During a phone call on Monday, Trump encouraged Pruitt to defend himself after the EPA chief complained that the press was out to get him, according to a person familiar with the conversation—which Pruitt interpreted as a green-light from Trump to do a series of media interviews in a bid to tamp down the scandals engulfing him.
But Kelly and other White House officials have found Pruitt’s efforts at a response to be lackluster and counterproductive. Kelly called Pruitt after Wednesday’s Fox News interview to discourage him from doing more press.
In a separate phone call on Tuesday, Kelly pressed Pruitt about whether more damaging revelations were coming, the White House official confirmed. The Daily Beast first reported Kelly’s comments. It is unclear how Pruitt responded, but the next day, the Atlantic broke the news that Pruitt circumvented the White House to grant raises to two employees.
And late Thursday, Pruitt faced a new batch of damaging reports, including one from The New York Times that detailed how at least five EPA officials were either pushed out or resigned from their jobs after questioning the EPA chief's expensive spending habits.
Pruitt’s lease agreement, first reported last week by Bloomberg News, has become a point of contention because political appointees sign an ethics pledge prohibiting them from accepting gifts from lobbyists — which would cover cut-rate lodging.
A lease agreement covering February through April 2017 indicated Pruitt’s rent was “payable on the 1st day of each month, in installments of $500 on March 1, 2017 and any remaining balance on April 1, 2017 based on days of actual occupancy,” according to a memo obtained by the Campaign Legal Center.
Had Pruitt stayed in the condo every night in a given month, he would have owed $1,500 — but canceled checks reviewed by Bloomberg show Pruitt made a payment of $1,700 on Sept. 1, suggesting he eventually paid his back rent.
A spokesman for Pruitt declined to comment.

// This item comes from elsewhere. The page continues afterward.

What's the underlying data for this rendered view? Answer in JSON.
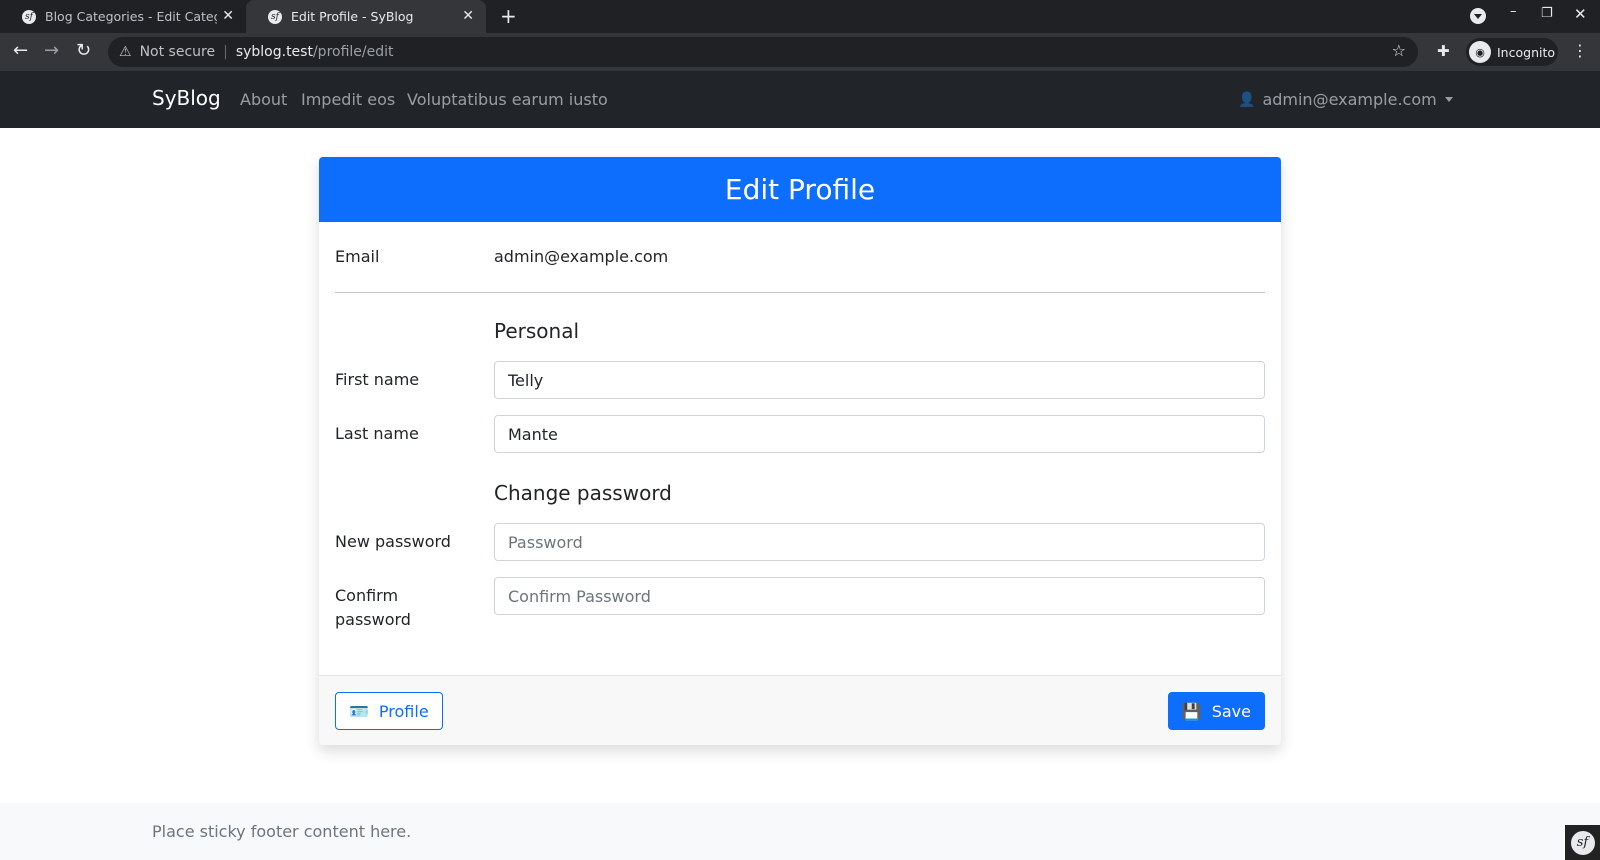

The uncertainty about Pruitt’s fate comes in the wake of Trump’s successive dismissals last month of Secretary of State Rex Tillerson, National Security Adviser H.R. McMaster and Veterans’ Affairs secretary David Shulkin.
His situation may more closely resemble that of former “Apprentice” television star Omarosa Manigault, who was fired in December of last year despite the president’s initial objections after Kelly persuaded him that her abuse of a White House car service, among other things, was a scandal in the making.
Pruitt was among a handful of cabinet-level officials slapped on the wrist last month by Kelly, who called him into the White House to drill home the notion that — legality aside — “optics matter.” CNN first reported on the meeting.
For his part, Pruitt has made clear he wants to keep fighting. He pushed back on allegations in the interview with Fox News on Wednesday. In the interview, Pruitt described his housing arrangement as “an Airbnb situation” and said EPA ethics officials had signed off on it.
An EPA ethics official clarified later Wednesday that he had only concluded that the $50-per-night lease did not constitute an improper gift but did not investigate whether Pruitt’s arrangement ran afoul of other ethics rules.
Asked by Fox if renting a room from a Washington lobbyist was inconsistent with Trump’s promise to drain the swamp, Pruitt replied: “I don’t even think that that’s even remotely fair to ask that question.”